Spurgeon on Infant Baptism


If I thought it wrong to be a Baptist, I would give it up, and become what I believed to be right. If we could find infant baptism in the Word of God, we would adopt it. It would help us out of a great difficulty, for it would take away from us that reproach which is attached to us—that we are odd, and do not as other people do. But we have looked well through the Bible, and cannot find it, and do not believe that it is there. Nor do we believe that others can find infant baptism in the Scriptures, unless they themselves first put it there.
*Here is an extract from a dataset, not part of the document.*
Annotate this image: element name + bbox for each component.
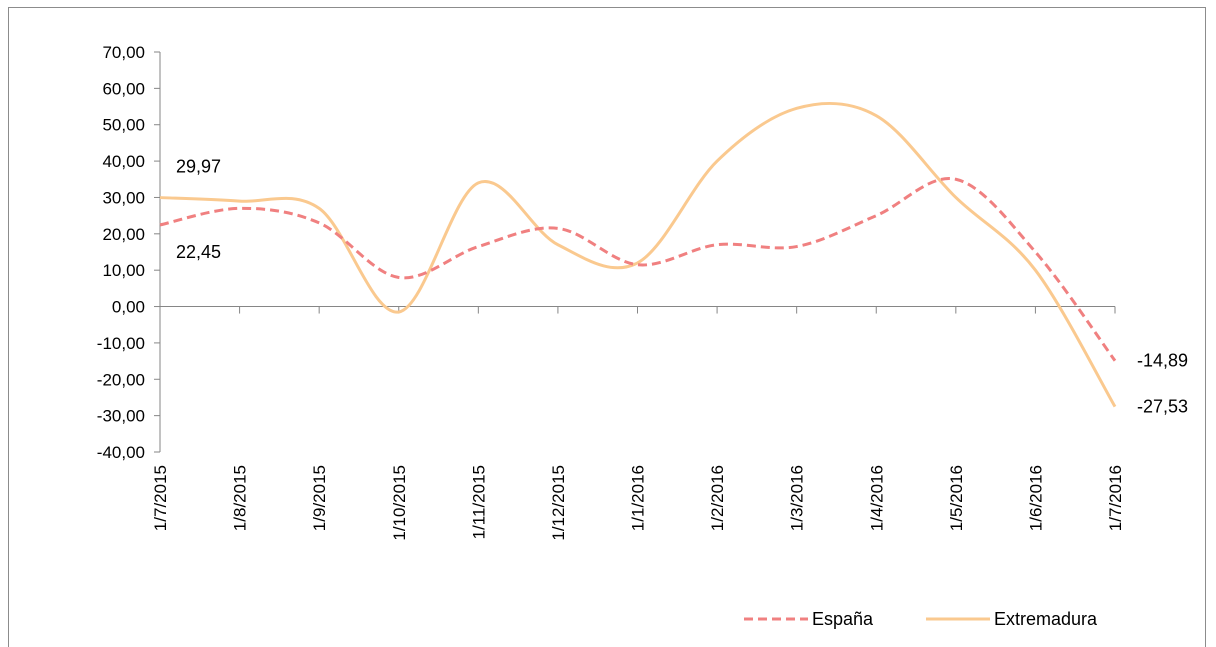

I am persuaded that so long as infant baptism is practiced in any Christian Church, Popery will have a door set wide open for its return. It is one of those nests which must come down, or the foul birds will build in it again. We must come to the Law and to the Testimony, and any ordinance which is not plainly taught in Scripture must be put away!

As long as you give Baptism to an unregenerate child, people will imagine that it must do the child good, for they will ask, "If it does not do it any good—then why is it baptized?" The statement that it puts children into the Covenant, or renders them members of the visible Church—is only a veiled form of the fundamental error of Baptismal Regeneration. If you keep up the ordinance, you will always have men superstitiously believing that some good comes to the baby thereby, and what is this but sheer Popery?

Since the child cannot understand what is done, any good which it receives must come to it after the occult manner so much in vogue with the superstitious—is it any wonder that Popish beliefs grow out of it? And not only as to infant Baptism, but as to every other doctrine, ordinance, or precept—we must each seek to get back to this Book and follow closely the Word of God.